If today’s title caught your eye, you are in the right place—Welcome.
When was the last time you had a meltdown? You know, the powerless, ugly-cry, shut the world out because no one seems to understand how hard it is variety?
It felt as though your body was boiling over with frustration so much so that it had to find a release so naturally, the eager emotional wheelhouse got a proverbial hall pass and skipped town on someone else’s dime. It was a bender of a meltdown, remember?
In those moments, all I want to do is fix it, run, or somehow numb it in order to escape the tight and uncomfortable tension I’m feeling. It’s simply too much.
Days later and with time’s firm and steady grip around my limp hand, I realize something magical: there was and always is a clear way out. However, against my resistant heart’s desire, that magic occurs as we willingly walk through the pain, not around it.
I feel this sometimes when I can’t sleep. I’ve been known to struggle with insomnia. Sometimes there’s a reason for it, and sometimes my stubborn body simply won’t shut off.
You know what the most frustrating bit of this dilemma is? It’s not the actual inability to sleep; it’s the belief that I “should” be able to sleep; that I am somehow guaranteed this right without question. The entitlement trap is what gets me every time, leaving me resentful on top of delirious.

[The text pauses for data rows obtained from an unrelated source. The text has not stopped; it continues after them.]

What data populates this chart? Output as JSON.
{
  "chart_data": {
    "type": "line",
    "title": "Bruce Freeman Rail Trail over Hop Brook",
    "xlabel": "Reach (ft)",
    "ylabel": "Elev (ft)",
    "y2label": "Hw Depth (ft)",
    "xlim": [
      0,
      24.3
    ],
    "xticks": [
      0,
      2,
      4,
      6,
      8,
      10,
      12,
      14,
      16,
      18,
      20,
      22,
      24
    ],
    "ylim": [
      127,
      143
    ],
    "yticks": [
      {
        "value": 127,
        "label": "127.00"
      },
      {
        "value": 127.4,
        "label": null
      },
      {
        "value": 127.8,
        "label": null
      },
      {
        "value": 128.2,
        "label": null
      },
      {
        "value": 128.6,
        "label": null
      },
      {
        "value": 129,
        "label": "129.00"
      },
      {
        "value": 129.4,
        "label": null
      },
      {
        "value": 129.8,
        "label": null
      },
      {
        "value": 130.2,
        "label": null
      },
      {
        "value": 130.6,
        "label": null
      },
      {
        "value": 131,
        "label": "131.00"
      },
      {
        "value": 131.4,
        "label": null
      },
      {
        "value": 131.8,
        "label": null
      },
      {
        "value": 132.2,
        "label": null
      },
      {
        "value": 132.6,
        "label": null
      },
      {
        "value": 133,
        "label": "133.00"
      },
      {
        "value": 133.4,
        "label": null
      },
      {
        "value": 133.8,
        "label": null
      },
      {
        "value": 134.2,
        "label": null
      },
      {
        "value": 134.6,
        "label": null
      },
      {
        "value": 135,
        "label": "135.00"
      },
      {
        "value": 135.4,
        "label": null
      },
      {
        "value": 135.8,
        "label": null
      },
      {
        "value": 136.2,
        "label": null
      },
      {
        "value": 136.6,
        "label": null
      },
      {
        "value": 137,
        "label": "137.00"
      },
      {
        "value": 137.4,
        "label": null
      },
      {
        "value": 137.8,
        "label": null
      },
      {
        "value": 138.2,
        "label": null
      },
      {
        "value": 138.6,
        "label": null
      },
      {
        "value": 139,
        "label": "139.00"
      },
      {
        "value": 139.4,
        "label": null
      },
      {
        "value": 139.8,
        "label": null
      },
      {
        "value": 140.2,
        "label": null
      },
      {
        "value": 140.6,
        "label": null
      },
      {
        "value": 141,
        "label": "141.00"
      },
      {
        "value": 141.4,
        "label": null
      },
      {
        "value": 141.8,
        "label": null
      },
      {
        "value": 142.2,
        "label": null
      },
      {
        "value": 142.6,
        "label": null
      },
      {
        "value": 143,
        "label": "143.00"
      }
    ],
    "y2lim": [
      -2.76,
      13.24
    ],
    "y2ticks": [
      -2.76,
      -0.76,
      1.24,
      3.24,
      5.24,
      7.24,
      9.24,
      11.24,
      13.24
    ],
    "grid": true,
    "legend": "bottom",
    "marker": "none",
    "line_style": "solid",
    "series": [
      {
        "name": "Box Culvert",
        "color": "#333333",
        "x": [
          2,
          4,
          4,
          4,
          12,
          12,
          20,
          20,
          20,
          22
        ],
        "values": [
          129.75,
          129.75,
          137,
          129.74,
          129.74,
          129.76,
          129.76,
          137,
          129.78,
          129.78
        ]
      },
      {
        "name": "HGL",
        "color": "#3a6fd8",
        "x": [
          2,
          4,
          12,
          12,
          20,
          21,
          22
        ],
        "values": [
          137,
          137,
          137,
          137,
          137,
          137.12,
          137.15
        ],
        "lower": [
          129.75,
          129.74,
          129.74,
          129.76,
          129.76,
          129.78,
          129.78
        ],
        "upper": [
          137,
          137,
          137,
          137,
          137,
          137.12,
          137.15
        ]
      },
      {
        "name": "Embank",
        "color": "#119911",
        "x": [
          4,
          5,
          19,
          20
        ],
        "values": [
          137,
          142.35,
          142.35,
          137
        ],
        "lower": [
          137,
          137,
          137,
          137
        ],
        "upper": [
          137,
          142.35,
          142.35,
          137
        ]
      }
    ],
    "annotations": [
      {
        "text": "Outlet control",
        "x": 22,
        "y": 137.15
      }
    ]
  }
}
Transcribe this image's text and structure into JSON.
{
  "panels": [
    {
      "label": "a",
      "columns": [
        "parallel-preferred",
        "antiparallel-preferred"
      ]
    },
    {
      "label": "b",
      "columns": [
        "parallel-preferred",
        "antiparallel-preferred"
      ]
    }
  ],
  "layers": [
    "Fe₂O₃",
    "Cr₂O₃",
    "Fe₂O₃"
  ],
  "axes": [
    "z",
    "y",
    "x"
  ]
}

What I realize after those seasons of scant shut-eye pass is something pretty basic, yet poignant:
It didn’t kill me.
In fact, it gave me something to learn from, write about, and understand better in order to amp up my arsenal of sleep tools. (PSA: If you have trouble sleeping, let’s totally talk.)
Last week, I shared a very special interview with Miles Adcox, Owner and CEO of Onsite Workshops, a regular guest expert on the Dr. Phil Show, new Dad, among many other cool things. If you missed the episode, definitely go back and check it out, he delivers some brilliant insight in there for us.
I ask every guest the same question: If you could give your 25-year-old self a piece of advice, what would it be? (For you millennials out there, let’s say 15.)
What he said was stunningly simple and so applicable to you and me: “It’s okay to not be okay.”
Wait. What?
You mean, when I’m mid-meltdown of the century and nothing, I mean, NOTHING, looks as it should, it’s….OKAY?
Yes.
I’ve sat with those words a lot lately, and they bring me continual peace. In my experience, like with the sleep situation, often it’s not the actual pain of the problem that is most piercing. Instead, it’s the belief that whatever is happening shouldn’t be. That, I believe, is the difference between pain and suffering.
Pain inevitably ebbs and flows throughout this life if we are walking around with anything vaguely resembling a heartbeat. However, suffering is the delicately crafted narrative we create about our pain. “I shouldn’t be feeling this way” or “my past was too much to bear.”
Curiously, life is made up of a 50/50 split of positive and negative feeling emotions.
Lately, I’ve been a student of this highly valuable process called unlearning: unlearning the entitlement stories, the fixing agents, the escape routes, and the harsh judgements that accompany my pain.
We spend so much of our lives trying to fix the flaws we think hold us back in life, and little do we know that the unlearning of these remedies will be the savior who picks us off that fast and broken road.
We must be the un-teacher of these numbing agents as we lean into the discomfort and tension of the moment.
After all, it very likely won’t kill us.
You don’t need fixing; you need to be understood. If we are constantly trying to escape ourselves and our pain, we will never get close enough to understand the root of it and answer its cry. We must gently, and with loads of self-compassion, listen and embrace the voice of our dilemma, whatever it speaks. This is the magical crossroads of our painful experience and total acceptance. Not only that but ironically, this is the surest route to our deepest joy.